Il 'Riuniti' come il Niguarda, il sottosegretario Costa promuove la Cittadella della Salute: "Progetto ambizioso, sarà un'eccellenza"

Visita istituzionale questo pomeriggio. Il direttore generale del Policlinico di Foggia ha illustrato lo stato di avanzato dei lavori

Il sottosegretario alla Salute Andrea Costa ha visitato oggi il Policlinico Riuniti di Foggia, accolto dal direttore generale Vitangelo Dattoli che ha illustrato lo stato di avanzato dei lavori della Cittadella della Salute. Ha promosso l'idea, paragonandola a quella dell'ospedale Niguarda di Milano. 

"Ho trovato sicuramente un progetto ambizioso, tra l’altro in tempi rapidi verrà bandita la gara, e soprattutto un progetto che ha una visione complessiva - ha detto il sottosegretario - In tempi brevi e certi ci sarà una struttura che rappresenterà un’eccellenza e fornirà servizi di qualità. È uno di quei casi in cui il territorio, e soprattutto la direzione, ha saputo pianificare e programmare".

Il sottosegretario Costa, rispondendo ai cronisti, ha parlato anche dell'attenzione alla variante Delta: "Ovviamente dobbiamo valutare e minorare la situazione con prudenza e con senso di responsabilità, non credo però che dobbiamo trasformare la prudenza in paura”.

Gli interventi riguarderanno la rifunzionalizzazione dell’intero plesso ospedaliero mediante la demolizione dei corpi A1, A2, D, E, F e G del cosidetto “Monoblocco” e la successiva ricostruzione di un nuovo corpo di ingresso – Monoblocco che costituirà il polo di connessione dell’area ospedaliera e di un auditorium esterno di circa 400 posti in edificio separato.  Il nuovo sistema edilizio funzionerà da ricucitura tra gli edifici esistenti, costituendo un polo di connessione e di razionalizzazione distributiva. Il Monoblocco ospiterà funzioni d’importanza generale. Il piano terra si configurerà come un’area di accoglienza, una nuova porta di ingresso e fulcro logistico e di smistamento per tutto il plesso ospedaliero. I piani superiori ospiteranno unità operative di area medica con la presenza di 14 ambulatori al piano 1° e di reparti di degenza ai piani 2° e 3°, per un totale di 108 posti letto. Le dimensioni del nuovo edificio di quattro piani garantiranno la sua ottimale integrazione con gli edifici adiacenti, eliminando eventuali barriere architettoniche intermedie e ottimizzando gli spostamenti all’interno della struttura. L’inizio della procedura di gara per il Monoblocco è prevista per settembre con un importo progettuale di circa 48 milioni di euro.

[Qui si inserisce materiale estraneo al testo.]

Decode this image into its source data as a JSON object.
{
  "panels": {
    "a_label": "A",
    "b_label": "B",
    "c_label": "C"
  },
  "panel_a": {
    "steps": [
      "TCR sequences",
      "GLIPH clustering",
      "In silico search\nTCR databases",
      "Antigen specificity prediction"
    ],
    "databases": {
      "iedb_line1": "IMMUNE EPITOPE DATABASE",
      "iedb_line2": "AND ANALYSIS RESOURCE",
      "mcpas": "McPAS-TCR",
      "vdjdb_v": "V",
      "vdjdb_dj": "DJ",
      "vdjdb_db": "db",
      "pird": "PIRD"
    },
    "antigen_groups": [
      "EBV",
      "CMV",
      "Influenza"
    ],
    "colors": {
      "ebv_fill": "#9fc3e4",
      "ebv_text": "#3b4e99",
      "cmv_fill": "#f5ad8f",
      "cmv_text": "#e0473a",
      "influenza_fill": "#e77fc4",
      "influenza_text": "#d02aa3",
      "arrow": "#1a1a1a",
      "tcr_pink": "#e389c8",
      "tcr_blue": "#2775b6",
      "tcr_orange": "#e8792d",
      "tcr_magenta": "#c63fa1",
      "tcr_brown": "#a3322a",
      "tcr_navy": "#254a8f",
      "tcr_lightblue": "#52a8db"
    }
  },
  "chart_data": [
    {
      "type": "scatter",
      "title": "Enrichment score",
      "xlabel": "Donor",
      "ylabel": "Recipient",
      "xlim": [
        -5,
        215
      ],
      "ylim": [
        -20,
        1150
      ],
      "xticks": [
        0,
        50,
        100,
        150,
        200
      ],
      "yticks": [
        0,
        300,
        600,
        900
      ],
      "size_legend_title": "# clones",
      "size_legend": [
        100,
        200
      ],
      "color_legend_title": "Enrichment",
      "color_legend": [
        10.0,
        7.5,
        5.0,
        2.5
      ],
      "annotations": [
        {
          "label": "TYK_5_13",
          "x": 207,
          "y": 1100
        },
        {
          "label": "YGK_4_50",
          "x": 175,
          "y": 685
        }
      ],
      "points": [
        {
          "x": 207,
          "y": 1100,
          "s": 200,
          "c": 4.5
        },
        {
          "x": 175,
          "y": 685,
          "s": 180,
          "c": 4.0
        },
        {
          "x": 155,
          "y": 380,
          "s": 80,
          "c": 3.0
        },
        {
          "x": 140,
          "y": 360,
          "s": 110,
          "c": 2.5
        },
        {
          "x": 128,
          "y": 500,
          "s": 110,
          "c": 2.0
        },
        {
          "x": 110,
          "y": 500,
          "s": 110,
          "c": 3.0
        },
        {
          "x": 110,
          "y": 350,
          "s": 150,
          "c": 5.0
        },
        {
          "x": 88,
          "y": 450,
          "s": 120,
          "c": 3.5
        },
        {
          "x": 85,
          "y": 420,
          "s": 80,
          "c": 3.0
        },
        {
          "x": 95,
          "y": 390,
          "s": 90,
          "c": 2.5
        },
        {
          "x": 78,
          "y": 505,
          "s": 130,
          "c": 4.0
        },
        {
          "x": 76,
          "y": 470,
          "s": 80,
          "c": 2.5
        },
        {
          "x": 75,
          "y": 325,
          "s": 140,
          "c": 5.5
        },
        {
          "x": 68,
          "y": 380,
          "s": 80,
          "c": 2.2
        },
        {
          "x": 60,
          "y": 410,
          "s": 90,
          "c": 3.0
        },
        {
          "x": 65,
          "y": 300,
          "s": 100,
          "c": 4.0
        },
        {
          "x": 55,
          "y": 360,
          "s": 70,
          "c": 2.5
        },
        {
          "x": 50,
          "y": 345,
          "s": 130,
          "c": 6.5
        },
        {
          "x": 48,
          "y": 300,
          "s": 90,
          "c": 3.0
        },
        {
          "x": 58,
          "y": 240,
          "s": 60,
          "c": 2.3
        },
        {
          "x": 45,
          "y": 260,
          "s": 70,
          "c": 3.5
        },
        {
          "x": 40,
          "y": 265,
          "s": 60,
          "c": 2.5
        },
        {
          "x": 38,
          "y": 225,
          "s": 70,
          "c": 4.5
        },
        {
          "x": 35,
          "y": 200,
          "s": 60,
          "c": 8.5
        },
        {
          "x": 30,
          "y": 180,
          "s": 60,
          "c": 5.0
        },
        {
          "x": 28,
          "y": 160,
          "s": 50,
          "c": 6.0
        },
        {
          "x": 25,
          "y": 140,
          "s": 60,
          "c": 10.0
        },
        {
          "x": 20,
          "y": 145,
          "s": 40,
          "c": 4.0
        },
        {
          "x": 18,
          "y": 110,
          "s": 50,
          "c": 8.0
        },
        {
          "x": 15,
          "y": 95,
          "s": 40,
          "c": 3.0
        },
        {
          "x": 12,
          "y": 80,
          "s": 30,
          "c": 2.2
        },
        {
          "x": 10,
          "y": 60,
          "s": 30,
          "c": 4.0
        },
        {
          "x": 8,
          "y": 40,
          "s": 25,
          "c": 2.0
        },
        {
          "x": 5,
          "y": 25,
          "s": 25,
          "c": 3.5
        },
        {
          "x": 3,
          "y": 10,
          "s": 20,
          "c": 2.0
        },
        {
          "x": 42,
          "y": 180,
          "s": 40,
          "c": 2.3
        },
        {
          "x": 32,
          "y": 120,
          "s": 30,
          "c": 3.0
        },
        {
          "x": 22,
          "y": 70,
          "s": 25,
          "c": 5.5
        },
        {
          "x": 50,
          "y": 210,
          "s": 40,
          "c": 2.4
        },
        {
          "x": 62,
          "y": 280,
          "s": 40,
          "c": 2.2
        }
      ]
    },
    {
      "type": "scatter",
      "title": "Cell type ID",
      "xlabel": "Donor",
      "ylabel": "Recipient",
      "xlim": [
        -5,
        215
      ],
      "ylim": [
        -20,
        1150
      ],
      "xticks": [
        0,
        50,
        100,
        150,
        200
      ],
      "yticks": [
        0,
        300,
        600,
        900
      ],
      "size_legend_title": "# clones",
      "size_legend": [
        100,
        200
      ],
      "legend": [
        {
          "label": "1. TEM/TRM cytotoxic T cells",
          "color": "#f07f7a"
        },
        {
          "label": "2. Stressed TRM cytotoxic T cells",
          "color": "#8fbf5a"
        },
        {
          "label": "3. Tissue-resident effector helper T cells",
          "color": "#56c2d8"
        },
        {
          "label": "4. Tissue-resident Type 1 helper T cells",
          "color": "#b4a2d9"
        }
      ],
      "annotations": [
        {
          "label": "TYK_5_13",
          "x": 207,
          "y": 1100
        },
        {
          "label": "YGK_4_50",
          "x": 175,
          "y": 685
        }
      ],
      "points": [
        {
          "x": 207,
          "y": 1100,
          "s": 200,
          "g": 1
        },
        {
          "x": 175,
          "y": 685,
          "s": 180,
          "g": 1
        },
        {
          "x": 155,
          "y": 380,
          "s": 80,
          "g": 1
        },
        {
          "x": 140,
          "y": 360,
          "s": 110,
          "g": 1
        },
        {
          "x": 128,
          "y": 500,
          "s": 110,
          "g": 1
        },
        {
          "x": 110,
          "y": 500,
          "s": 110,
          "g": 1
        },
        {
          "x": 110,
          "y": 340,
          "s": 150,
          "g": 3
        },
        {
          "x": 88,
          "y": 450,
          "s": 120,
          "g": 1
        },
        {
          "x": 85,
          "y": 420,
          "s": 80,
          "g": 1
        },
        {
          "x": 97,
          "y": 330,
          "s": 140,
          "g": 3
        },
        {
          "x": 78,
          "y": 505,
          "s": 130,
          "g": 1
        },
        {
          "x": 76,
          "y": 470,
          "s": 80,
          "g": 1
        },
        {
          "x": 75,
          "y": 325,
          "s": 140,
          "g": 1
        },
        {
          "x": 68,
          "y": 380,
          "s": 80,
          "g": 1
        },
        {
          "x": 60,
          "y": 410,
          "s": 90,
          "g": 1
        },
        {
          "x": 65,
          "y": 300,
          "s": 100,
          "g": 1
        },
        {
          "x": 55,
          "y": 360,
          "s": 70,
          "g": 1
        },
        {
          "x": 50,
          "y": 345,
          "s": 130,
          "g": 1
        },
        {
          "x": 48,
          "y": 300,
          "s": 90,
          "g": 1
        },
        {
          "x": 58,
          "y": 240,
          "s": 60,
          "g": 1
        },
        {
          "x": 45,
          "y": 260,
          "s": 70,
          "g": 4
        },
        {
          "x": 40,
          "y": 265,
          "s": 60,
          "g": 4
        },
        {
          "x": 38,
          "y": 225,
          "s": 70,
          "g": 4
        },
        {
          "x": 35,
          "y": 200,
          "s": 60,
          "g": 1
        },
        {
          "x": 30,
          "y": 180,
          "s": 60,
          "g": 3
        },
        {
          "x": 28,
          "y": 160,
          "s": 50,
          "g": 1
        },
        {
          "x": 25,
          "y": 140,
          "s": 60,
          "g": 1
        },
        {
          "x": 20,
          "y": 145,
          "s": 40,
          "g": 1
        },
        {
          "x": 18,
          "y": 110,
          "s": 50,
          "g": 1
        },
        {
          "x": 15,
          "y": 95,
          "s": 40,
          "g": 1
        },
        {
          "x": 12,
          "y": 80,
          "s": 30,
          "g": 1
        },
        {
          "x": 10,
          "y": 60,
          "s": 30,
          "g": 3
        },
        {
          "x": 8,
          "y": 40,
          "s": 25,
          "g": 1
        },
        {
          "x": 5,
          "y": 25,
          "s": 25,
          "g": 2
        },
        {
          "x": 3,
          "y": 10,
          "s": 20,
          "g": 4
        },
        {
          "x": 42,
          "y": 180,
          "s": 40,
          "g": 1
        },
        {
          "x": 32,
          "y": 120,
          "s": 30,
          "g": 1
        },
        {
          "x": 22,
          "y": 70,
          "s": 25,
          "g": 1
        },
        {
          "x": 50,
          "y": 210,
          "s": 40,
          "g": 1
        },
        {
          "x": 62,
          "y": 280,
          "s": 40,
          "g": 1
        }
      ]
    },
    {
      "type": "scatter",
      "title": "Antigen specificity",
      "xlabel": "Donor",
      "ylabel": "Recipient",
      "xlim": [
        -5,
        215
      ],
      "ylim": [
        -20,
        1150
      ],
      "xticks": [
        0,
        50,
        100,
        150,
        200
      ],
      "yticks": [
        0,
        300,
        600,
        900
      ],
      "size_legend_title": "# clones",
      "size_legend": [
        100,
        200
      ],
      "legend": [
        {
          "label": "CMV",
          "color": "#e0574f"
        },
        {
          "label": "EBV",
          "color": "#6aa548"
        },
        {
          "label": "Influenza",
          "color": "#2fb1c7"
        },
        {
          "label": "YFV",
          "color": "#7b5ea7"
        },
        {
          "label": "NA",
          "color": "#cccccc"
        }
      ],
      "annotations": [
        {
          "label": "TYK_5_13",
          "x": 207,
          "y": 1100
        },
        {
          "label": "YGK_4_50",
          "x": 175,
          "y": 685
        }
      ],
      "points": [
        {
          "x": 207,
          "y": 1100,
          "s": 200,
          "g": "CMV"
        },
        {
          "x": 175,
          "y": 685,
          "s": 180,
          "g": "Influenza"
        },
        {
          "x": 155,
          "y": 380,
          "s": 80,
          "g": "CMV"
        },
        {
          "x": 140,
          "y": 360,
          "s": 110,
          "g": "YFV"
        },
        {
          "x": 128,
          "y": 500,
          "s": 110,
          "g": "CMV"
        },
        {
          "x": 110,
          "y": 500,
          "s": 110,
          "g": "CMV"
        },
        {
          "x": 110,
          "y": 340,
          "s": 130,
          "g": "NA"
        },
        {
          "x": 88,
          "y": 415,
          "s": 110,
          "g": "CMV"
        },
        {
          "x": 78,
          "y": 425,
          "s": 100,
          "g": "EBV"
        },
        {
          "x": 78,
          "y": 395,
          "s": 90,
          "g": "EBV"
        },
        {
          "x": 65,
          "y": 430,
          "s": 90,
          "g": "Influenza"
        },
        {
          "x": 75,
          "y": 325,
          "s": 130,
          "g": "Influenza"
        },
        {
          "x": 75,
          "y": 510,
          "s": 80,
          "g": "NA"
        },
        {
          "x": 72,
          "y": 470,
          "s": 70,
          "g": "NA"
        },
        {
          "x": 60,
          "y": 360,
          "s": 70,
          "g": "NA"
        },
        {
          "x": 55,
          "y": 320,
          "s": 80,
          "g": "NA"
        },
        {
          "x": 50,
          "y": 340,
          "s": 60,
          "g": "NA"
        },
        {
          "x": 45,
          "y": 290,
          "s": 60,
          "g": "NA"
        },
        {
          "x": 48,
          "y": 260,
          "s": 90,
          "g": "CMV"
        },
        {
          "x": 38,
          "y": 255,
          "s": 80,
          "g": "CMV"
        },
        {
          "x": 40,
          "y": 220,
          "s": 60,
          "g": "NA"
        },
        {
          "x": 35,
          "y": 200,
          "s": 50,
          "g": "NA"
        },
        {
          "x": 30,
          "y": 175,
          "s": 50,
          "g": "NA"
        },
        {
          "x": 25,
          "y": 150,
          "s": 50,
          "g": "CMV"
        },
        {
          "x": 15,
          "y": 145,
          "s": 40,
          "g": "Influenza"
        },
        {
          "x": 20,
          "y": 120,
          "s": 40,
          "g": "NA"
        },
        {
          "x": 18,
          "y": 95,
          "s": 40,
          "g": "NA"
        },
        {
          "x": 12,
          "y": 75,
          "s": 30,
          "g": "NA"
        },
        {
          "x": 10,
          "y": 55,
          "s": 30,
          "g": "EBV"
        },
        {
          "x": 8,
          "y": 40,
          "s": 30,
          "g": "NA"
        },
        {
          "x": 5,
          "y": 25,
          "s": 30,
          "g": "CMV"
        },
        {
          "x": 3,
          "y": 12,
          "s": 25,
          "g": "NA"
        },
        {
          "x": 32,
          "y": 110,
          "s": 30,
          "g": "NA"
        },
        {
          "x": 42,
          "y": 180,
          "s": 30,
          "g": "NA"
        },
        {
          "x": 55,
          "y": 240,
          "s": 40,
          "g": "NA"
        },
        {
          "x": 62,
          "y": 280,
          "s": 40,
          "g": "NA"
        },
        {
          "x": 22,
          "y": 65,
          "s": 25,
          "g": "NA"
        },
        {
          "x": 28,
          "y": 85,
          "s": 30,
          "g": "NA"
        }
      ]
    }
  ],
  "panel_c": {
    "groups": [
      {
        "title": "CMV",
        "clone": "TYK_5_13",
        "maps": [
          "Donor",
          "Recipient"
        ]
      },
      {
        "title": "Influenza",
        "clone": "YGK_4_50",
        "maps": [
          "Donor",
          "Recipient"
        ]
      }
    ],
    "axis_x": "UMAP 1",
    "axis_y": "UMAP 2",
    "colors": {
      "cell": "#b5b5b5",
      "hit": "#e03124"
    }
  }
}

Relativamente alla nuova torre dei laboratori, è emersa la proposta di rivisitare i volumi degli edifici laboratoristici esistenti, destinati alla demolizione, ruotandoli per adattarli alle nuove linee direttrici generate dalla pedonalizzazione  di viale Pinto e congiungendoli sia al piano interrato, per una maggiore efficacia del layout impiantistico, sia ai piani in elevazione attraverso una pensilina chiusa vetrata, che consenta una collaborazione più stretta tra le attività ambulatoriali e quelle di analisi laboratoristica. L’inizio della procedura di gara per la torre dei laboratori è prevista per la fine del 2021. L’importo progettuale per la torre dei laboratori è di circa 36 milioni di euro a cui si aggiungeranno altri 14 milioni di euro per la progettazione della nuova palazzina degli uffici in corso di redazione. 

E’ stata, inoltre, illustrata la riqualificazione del plesso D’Avanzo che culminerà con il progetto di riconoscimento dello stato giuridico di IRCCS.